Re your note on the question “[s]upposing that the underlying law had always and explicitly been that of Pennsylvania”, did Mr Schaff think he would still have been home and dry for WASA on his submissions (e.g. para.50 of Mance LJ) that ‘Vesta’ and ‘Groupama’ covered only (and are best restricted to) English-style warranties found in reinsurance contracts or are policy decisions preventing reinsurers from taking overly technical defences?
Regards, Alex

jolyonpatten 8 September, 2009 at 12:36 pm

Alex,

I don’t recall Schaff touching on that specific point, perhaps because it is so unknowable. My impression is that he would have been reluctant to consider himself ‘home and dry’ on any point in such waters!

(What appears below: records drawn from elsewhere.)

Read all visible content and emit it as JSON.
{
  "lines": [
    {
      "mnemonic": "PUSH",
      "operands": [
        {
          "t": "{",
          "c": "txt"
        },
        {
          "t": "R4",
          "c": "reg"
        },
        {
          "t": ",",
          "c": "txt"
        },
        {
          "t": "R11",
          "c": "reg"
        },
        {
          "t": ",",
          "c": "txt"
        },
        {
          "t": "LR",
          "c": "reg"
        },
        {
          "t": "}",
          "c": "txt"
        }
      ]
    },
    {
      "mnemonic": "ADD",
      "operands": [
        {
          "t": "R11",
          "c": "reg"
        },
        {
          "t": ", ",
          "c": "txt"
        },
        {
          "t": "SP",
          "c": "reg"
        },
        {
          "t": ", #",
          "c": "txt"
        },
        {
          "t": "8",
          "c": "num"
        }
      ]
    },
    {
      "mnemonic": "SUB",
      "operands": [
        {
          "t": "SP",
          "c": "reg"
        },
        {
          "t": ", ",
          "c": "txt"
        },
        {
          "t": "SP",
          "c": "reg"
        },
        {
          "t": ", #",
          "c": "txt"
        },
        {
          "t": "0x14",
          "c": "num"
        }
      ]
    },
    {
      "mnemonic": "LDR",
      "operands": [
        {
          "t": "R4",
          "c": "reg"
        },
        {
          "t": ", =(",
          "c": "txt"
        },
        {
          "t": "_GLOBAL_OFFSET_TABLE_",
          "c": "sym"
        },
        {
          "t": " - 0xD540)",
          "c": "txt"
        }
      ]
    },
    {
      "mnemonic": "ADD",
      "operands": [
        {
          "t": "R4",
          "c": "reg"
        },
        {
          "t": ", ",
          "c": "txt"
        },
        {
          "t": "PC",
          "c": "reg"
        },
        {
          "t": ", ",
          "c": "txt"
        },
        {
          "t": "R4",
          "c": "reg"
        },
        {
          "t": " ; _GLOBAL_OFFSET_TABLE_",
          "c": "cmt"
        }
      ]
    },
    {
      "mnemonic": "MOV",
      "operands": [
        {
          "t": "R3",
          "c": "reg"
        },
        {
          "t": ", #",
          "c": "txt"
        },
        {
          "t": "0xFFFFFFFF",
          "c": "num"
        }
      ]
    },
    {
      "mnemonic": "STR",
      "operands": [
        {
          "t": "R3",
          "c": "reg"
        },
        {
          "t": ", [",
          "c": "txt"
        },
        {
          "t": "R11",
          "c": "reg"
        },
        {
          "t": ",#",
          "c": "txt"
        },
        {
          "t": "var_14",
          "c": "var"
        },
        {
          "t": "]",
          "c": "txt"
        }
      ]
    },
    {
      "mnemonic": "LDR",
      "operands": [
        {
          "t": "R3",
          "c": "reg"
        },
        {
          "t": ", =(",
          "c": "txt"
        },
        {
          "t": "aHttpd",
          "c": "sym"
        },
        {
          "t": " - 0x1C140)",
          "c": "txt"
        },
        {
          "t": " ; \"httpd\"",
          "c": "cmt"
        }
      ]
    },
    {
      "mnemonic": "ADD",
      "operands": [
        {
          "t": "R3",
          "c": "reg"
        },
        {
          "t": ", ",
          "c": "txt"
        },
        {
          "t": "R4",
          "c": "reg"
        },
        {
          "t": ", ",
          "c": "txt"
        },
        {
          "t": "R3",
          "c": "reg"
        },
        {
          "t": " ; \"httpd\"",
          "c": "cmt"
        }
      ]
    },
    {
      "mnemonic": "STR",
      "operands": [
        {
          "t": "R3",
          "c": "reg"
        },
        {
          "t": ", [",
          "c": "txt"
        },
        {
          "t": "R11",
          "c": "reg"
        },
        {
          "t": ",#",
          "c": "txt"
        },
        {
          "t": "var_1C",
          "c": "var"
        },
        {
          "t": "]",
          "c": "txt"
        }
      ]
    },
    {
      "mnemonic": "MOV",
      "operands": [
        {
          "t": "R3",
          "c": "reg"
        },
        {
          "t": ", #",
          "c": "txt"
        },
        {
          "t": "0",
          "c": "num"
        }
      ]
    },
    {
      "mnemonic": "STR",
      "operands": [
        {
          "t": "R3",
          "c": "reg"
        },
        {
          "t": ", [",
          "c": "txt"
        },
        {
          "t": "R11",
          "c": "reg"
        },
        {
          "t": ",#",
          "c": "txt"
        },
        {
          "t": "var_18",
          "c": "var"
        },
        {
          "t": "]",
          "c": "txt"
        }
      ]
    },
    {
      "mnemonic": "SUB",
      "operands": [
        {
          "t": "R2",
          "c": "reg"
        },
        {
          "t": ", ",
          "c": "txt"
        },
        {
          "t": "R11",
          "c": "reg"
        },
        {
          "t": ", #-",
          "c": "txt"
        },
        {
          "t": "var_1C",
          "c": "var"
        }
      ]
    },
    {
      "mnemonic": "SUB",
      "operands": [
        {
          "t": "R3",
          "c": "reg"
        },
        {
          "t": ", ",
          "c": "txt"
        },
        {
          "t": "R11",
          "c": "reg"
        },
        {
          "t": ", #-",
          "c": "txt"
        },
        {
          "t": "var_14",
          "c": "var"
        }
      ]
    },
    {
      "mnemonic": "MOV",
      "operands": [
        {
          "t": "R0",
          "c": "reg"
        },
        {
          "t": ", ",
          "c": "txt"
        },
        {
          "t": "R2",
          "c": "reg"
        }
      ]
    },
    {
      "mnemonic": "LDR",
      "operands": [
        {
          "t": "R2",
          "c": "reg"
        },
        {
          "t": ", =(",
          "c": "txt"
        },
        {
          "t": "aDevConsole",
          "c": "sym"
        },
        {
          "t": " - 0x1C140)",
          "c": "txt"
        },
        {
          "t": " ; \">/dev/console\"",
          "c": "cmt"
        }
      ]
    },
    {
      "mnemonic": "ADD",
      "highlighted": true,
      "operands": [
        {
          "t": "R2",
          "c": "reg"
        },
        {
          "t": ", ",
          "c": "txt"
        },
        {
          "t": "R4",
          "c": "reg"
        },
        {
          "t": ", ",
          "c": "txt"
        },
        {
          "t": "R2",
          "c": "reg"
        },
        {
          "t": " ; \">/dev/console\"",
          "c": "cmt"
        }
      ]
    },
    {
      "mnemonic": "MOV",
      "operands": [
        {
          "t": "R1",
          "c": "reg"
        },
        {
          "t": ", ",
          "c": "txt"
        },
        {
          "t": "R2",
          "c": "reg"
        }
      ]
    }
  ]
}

Alan Weir, at Ince & Co., writes quite convincingly, I think, in their bulletin on the decision (you’ll have to search their website) that “the sensible consistency approach to interpretation will be applied to clarify modest inconsistencies between similar terms in the two policies” (my emphasis), yet also goes on to wonder where on earth this all leaves the Full RI clause: “If these are not terms of incorporation then it is logical to ask what they mean”.

If I take anything from the decision, and it may be something that is so blindingly plain as to be not worth pointing out, it is that these are essentially points of construction — you have to look at the words and if the meaning is clear, apply it; if not, then you try and use the ‘harmonious construction’ route. But how far you can apply ‘harmonious construction’ and where the line is to be drawn is far from clear as a general principle.

I think that the law has become more subtle again. I also think that this is likely to lead to further disputes.